When I’m looking at a risk management implementation from an audit point of view, I often worry about two fundamentally opposite problems. On the one hand, I note that quite often the risk identification exercise is not conducted to ensure completeness. Often heard excuses are: “we don’t have the time” or “getting all the risks captured is not really relevant, now is it?” However, incomplete risk identification can lead to fundamental errors in judgment on priorities because not all the risks that may impact that judgment are known nor understood.

When we know what can go wrong, we assume it will go wrong

A second, almost opposite risk, is the attempt to manage too many of the identified risks. First, as stated in a number of prior posts, risks ideally should be managed by those responsible for the processes in which they can occur, the process owners. However, process owners may become overwhelmed by the perceived exposure to the multitude of risks identified.
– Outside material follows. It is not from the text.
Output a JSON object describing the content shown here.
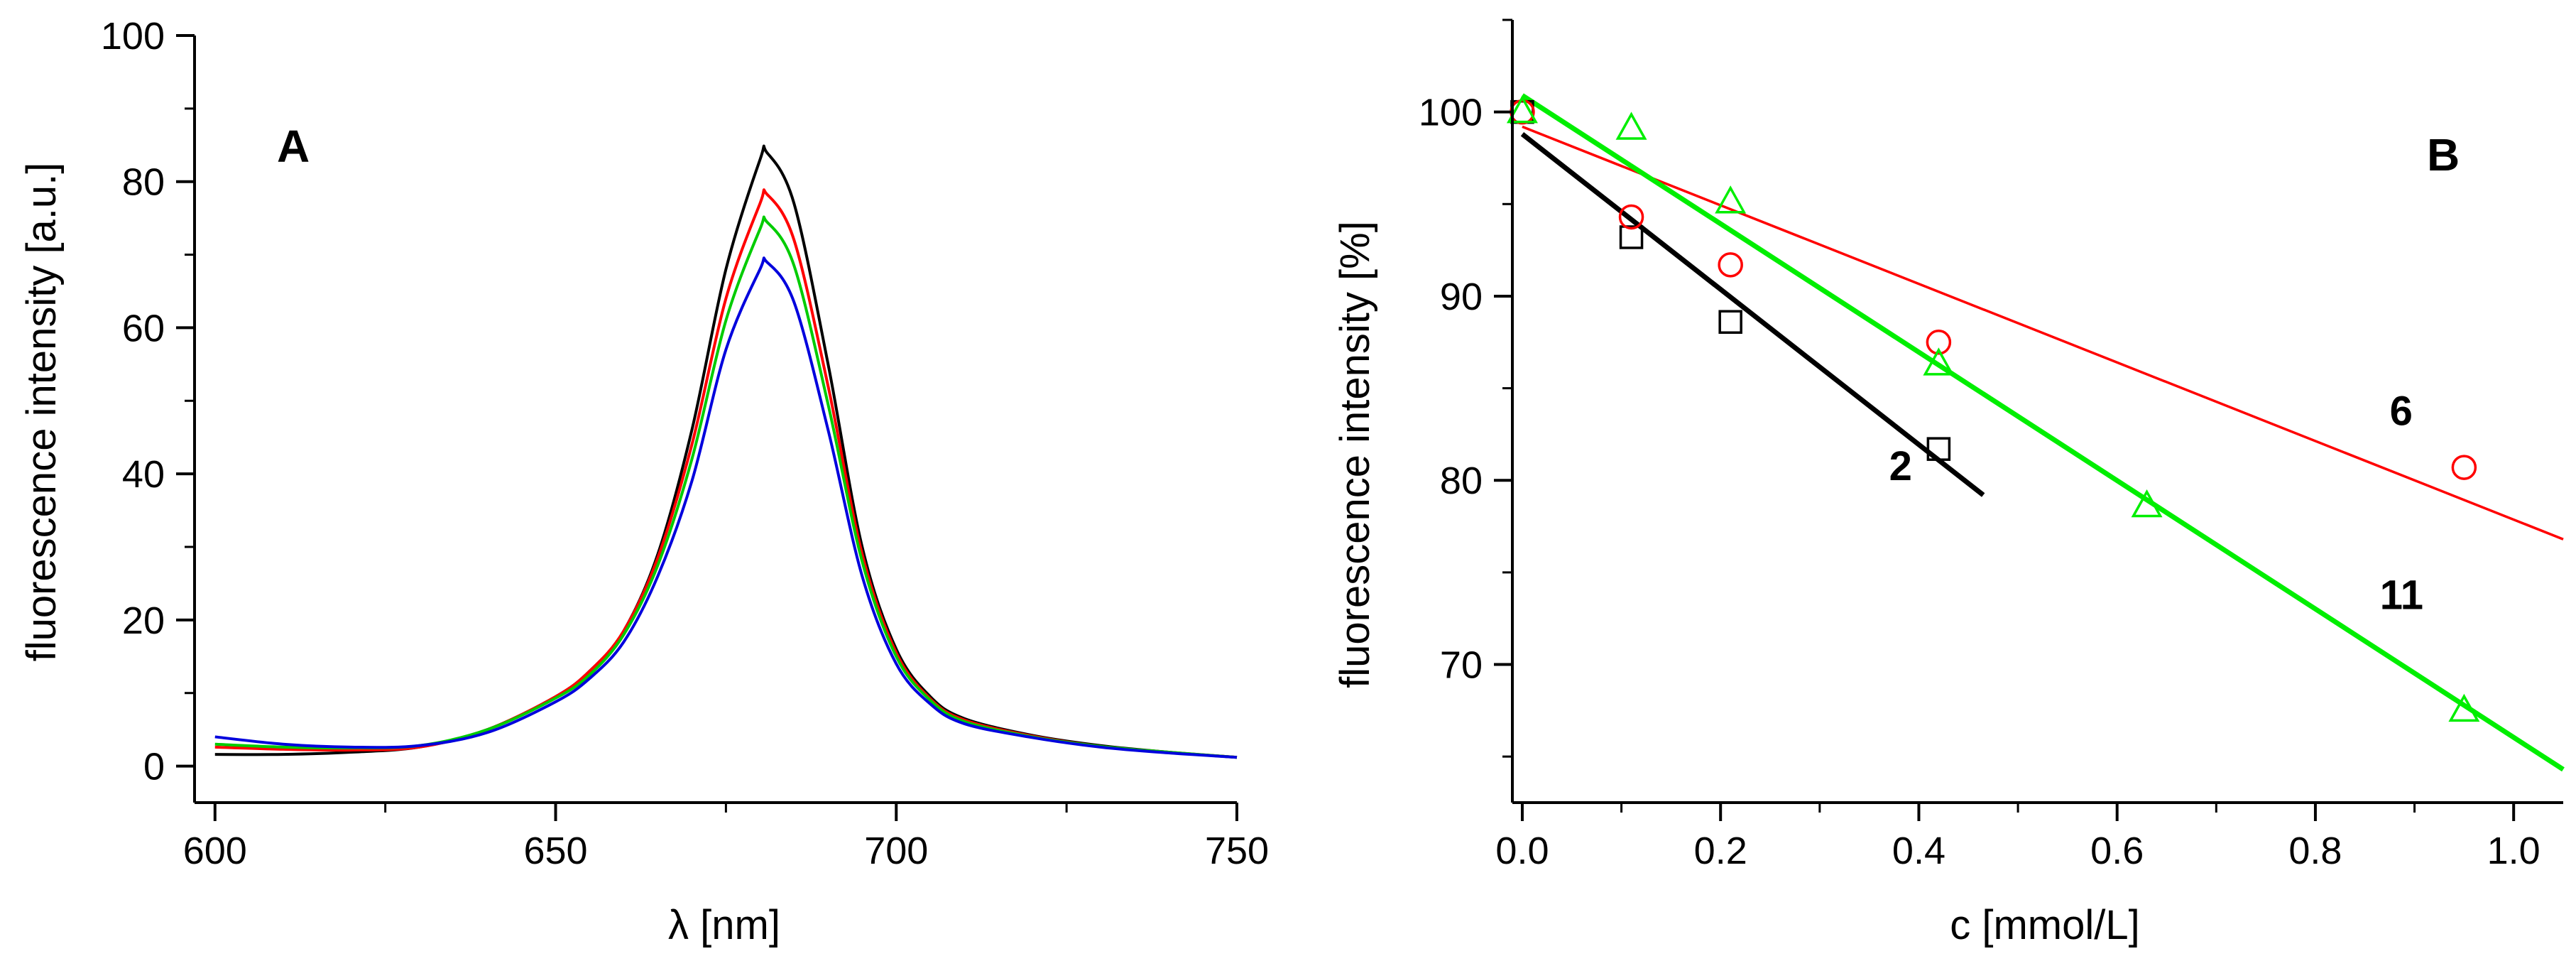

Let’s be very clear. It is not by ignoring the risks because we refuse to spend time identifying and understanding them, that we will optimize the work of the process owner because he is exposed to less perceived risks. No, we create an illusion that all will be fine if only the identified risks are managed.

However, I have seen instances where the process owner or the risk manager tried to manage too many risks. Risk management then becomes a priority over actually achieving the objectives. In those situations, the tool has become dominant over the purpose it was aimed to achieve, i.e. allowing the process owners to better achieve their objectives.
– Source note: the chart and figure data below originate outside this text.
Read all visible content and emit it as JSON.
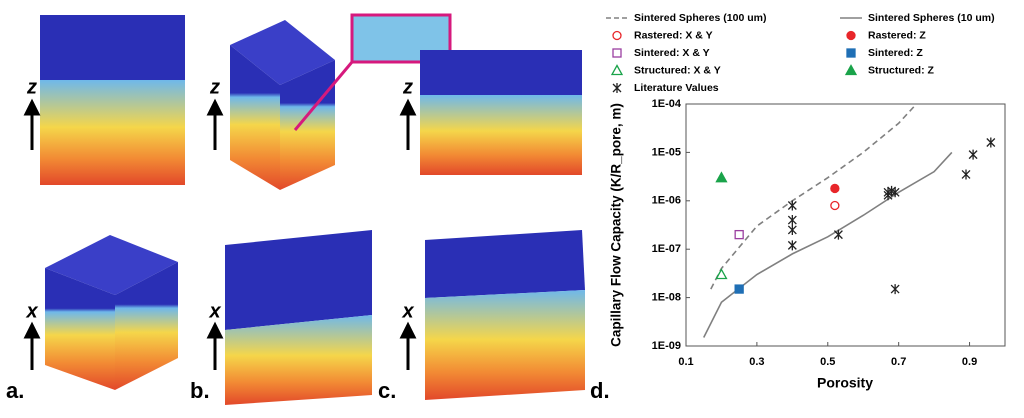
{
  "panels": [
    {
      "label": "a.",
      "directions": [
        "z",
        "x"
      ]
    },
    {
      "label": "b.",
      "directions": [
        "z",
        "x"
      ]
    },
    {
      "label": "c.",
      "directions": [
        "z",
        "x"
      ]
    },
    {
      "label": "d."
    }
  ],
  "chart_data": {
    "type": "line",
    "y_label": "Capillary Flow Capacity (K/R_pore, m)",
    "x_label": "Porosity",
    "yscale": "log",
    "ylim": [
      1e-09,
      0.0001
    ],
    "yticks": [
      {
        "value": 1e-09,
        "label": "1E-09"
      },
      {
        "value": 1e-08,
        "label": "1E-08"
      },
      {
        "value": 1e-07,
        "label": "1E-07"
      },
      {
        "value": 1e-06,
        "label": "1E-06"
      },
      {
        "value": 1e-05,
        "label": "1E-05"
      },
      {
        "value": 0.0001,
        "label": "1E-04"
      }
    ],
    "xlim": [
      0.1,
      1.0
    ],
    "xticks": [
      0.1,
      0.3,
      0.5,
      0.7,
      0.9
    ],
    "grid": false,
    "series": [
      {
        "name": "Sintered Spheres (100 um)",
        "color": "#808080",
        "mode": "line",
        "dash": true,
        "x": [
          0.17,
          0.2,
          0.3,
          0.4,
          0.5,
          0.6,
          0.7,
          0.75
        ],
        "values": [
          1.5e-08,
          4e-08,
          3e-07,
          1e-06,
          3e-06,
          1e-05,
          4e-05,
          0.0001
        ]
      },
      {
        "name": "Sintered Spheres (10 um)",
        "color": "#808080",
        "mode": "line",
        "dash": false,
        "x": [
          0.15,
          0.2,
          0.3,
          0.4,
          0.5,
          0.6,
          0.7,
          0.8,
          0.85
        ],
        "values": [
          1.5e-09,
          8e-09,
          3e-08,
          8e-08,
          1.8e-07,
          5e-07,
          1.5e-06,
          4e-06,
          1e-05
        ]
      },
      {
        "name": "Rastered: X & Y",
        "color": "#e8262a",
        "mode": "marker",
        "marker": "circle",
        "filled": false,
        "x": [
          0.52
        ],
        "values": [
          8e-07
        ]
      },
      {
        "name": "Rastered: Z",
        "color": "#e8262a",
        "mode": "marker",
        "marker": "circle",
        "filled": true,
        "x": [
          0.52
        ],
        "values": [
          1.8e-06
        ]
      },
      {
        "name": "Sintered: X & Y",
        "color": "#9b3fa0",
        "mode": "marker",
        "marker": "square",
        "filled": false,
        "x": [
          0.25
        ],
        "values": [
          2e-07
        ]
      },
      {
        "name": "Sintered: Z",
        "color": "#1f6fb5",
        "mode": "marker",
        "marker": "square",
        "filled": true,
        "x": [
          0.25
        ],
        "values": [
          1.5e-08
        ]
      },
      {
        "name": "Structured: X & Y",
        "color": "#1aa34a",
        "mode": "marker",
        "marker": "triangle",
        "filled": false,
        "x": [
          0.2
        ],
        "values": [
          3e-08
        ]
      },
      {
        "name": "Structured: Z",
        "color": "#1aa34a",
        "mode": "marker",
        "marker": "triangle",
        "filled": true,
        "x": [
          0.2
        ],
        "values": [
          3e-06
        ]
      },
      {
        "name": "Literature Values",
        "color": "#222222",
        "mode": "marker",
        "marker": "star",
        "filled": false,
        "x": [
          0.4,
          0.4,
          0.4,
          0.4,
          0.53,
          0.67,
          0.67,
          0.68,
          0.69,
          0.69,
          0.89,
          0.91,
          0.96
        ],
        "values": [
          8e-07,
          4e-07,
          2.5e-07,
          1.2e-07,
          2e-07,
          1.5e-06,
          1.3e-06,
          1.6e-06,
          1.5e-06,
          1.5e-08,
          3.5e-06,
          9e-06,
          1.6e-05
        ]
      }
    ]
  }
}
Key tools to optimize risk exposure

There are three important tools that can be used to mitigate these problems. Two of these are real tools to be used by the process owners, while one is a decision process conducted by management. Let’s explore them a bit more in detail.

Risk trigger lists

Risk trigger lists are lists of potential risks that can occur in specific activities, processes, divisions or organisations. I’ve even seen instances where a risk trigger list had been developed for a sector. A process owner can review the risk trigger list on a regular basis to ascertain he has a complete view of what is likely to go wrong in his area of responsibility. The risk trigger list aids the process owner in improving the degree of completeness in risk identification.

Root cause analysis

A root cause analysis allows a process owner or a group of process owners to assess how different identified risks (by means of the risk trigger lists) can impact one another. While the analysis of the interdependency between risks is interesting in its own right, the purpose of the exercise is to identify the minimal number of risks that need to be managed to optimize risk exposure. If information about costs of risk management measures is included, this tool can be used to assess the expected total cost of mitigating the risks to the optimal exposure level.
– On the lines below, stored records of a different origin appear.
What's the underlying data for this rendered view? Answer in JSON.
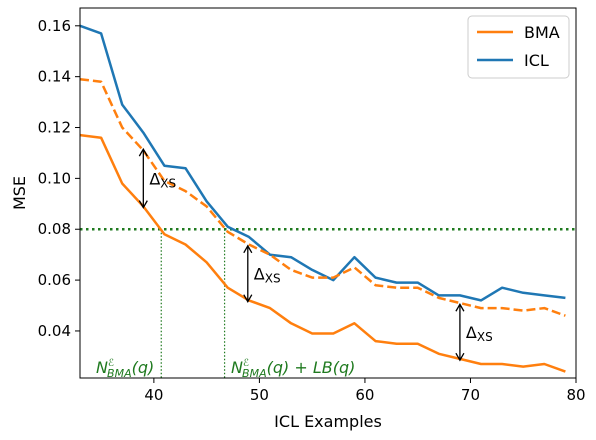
{
  "chart_data": {
    "type": "line",
    "xlabel": "ICL Examples",
    "ylabel": "MSE",
    "xlim": [
      33,
      80
    ],
    "ylim": [
      0.0215,
      0.167
    ],
    "xticks": [
      40,
      50,
      60,
      70,
      80
    ],
    "xtick_labels": [
      "40",
      "50",
      "60",
      "70",
      "80"
    ],
    "yticks": [
      0.04,
      0.06,
      0.08,
      0.1,
      0.12,
      0.14,
      0.16
    ],
    "ytick_labels": [
      "0.04",
      "0.06",
      "0.08",
      "0.10",
      "0.12",
      "0.14",
      "0.16"
    ],
    "grid": false,
    "legend_position": "top-right",
    "series": [
      {
        "name": "BMA",
        "color": "#ff7f0e",
        "style": "solid",
        "x": [
          33,
          35,
          37,
          39,
          41,
          43,
          45,
          47,
          49,
          51,
          53,
          55,
          57,
          59,
          61,
          63,
          65,
          67,
          69,
          71,
          73,
          75,
          77,
          79
        ],
        "y": [
          0.117,
          0.116,
          0.098,
          0.089,
          0.078,
          0.074,
          0.067,
          0.057,
          0.052,
          0.049,
          0.043,
          0.039,
          0.039,
          0.043,
          0.036,
          0.035,
          0.035,
          0.031,
          0.029,
          0.027,
          0.027,
          0.026,
          0.027,
          0.024
        ]
      },
      {
        "name": "ICL",
        "color": "#1f77b4",
        "style": "solid",
        "x": [
          33,
          35,
          37,
          39,
          41,
          43,
          45,
          47,
          49,
          51,
          53,
          55,
          57,
          59,
          61,
          63,
          65,
          67,
          69,
          71,
          73,
          75,
          77,
          79
        ],
        "y": [
          0.16,
          0.157,
          0.129,
          0.118,
          0.105,
          0.104,
          0.091,
          0.081,
          0.077,
          0.07,
          0.069,
          0.064,
          0.06,
          0.069,
          0.061,
          0.059,
          0.059,
          0.054,
          0.054,
          0.052,
          0.057,
          0.055,
          0.054,
          0.053
        ]
      },
      {
        "color": "#ff7f0e",
        "style": "dashed",
        "x": [
          33,
          35,
          37,
          39,
          41,
          43,
          45,
          47,
          49,
          51,
          53,
          55,
          57,
          59,
          61,
          63,
          65,
          67,
          69,
          71,
          73,
          75,
          77,
          79
        ],
        "y": [
          0.139,
          0.138,
          0.12,
          0.111,
          0.099,
          0.095,
          0.089,
          0.079,
          0.074,
          0.07,
          0.064,
          0.061,
          0.061,
          0.065,
          0.058,
          0.057,
          0.057,
          0.053,
          0.051,
          0.049,
          0.049,
          0.048,
          0.049,
          0.046
        ]
      }
    ],
    "hline": {
      "y": 0.08,
      "color": "#1f7a1f",
      "style": "dotted"
    },
    "vlines": [
      {
        "x": 40.7,
        "color": "#1f7a1f",
        "style": "dotted"
      },
      {
        "x": 46.7,
        "color": "#1f7a1f",
        "style": "dotted"
      }
    ],
    "annotations": {
      "vline1_label": {
        "prefix": "N",
        "sup": "ℰ",
        "sub": "BMA",
        "suffix": "(q)"
      },
      "vline2_label": {
        "prefix": "N",
        "sup": "ℰ",
        "sub": "BMA",
        "suffix": "(q) + LB(q)"
      },
      "delta_symbol": "Δ",
      "delta_subscript": "XS",
      "deltas": [
        {
          "x": 39.0,
          "y_top": 0.1115,
          "y_bottom": 0.0885
        },
        {
          "x": 48.9,
          "y_top": 0.0735,
          "y_bottom": 0.0515
        },
        {
          "x": 69.0,
          "y_top": 0.0505,
          "y_bottom": 0.0285
        }
      ]
    }
  }
}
Risk management trade-off decision taking

As process owners go around identifying and understanding risks (by means of the risk trigger lists) and developing plans to reduce their exposure to optimal levels, management will be confronted with a multitude of calls for means. The call for means will likely be significantly higher than the number of available people or experts and budgets. Management cannot cover all of these needs. Management will need to make choices and assume responsibility for those choices. It is the responsibility of the process owners to indicate his needs to optimally achieve his assigned objectives. If he needs more means to optimize his exposure, and management cannot give him access to these means, he needs to be able to show his due diligent behavior.

In conclusion

By combining these three elements, an organization will know which risks it is exposed to, how to best deal with those risks in order to optimize its exposure and it will have made choices based on available means. This is due diligent behavior by both managers and process owners.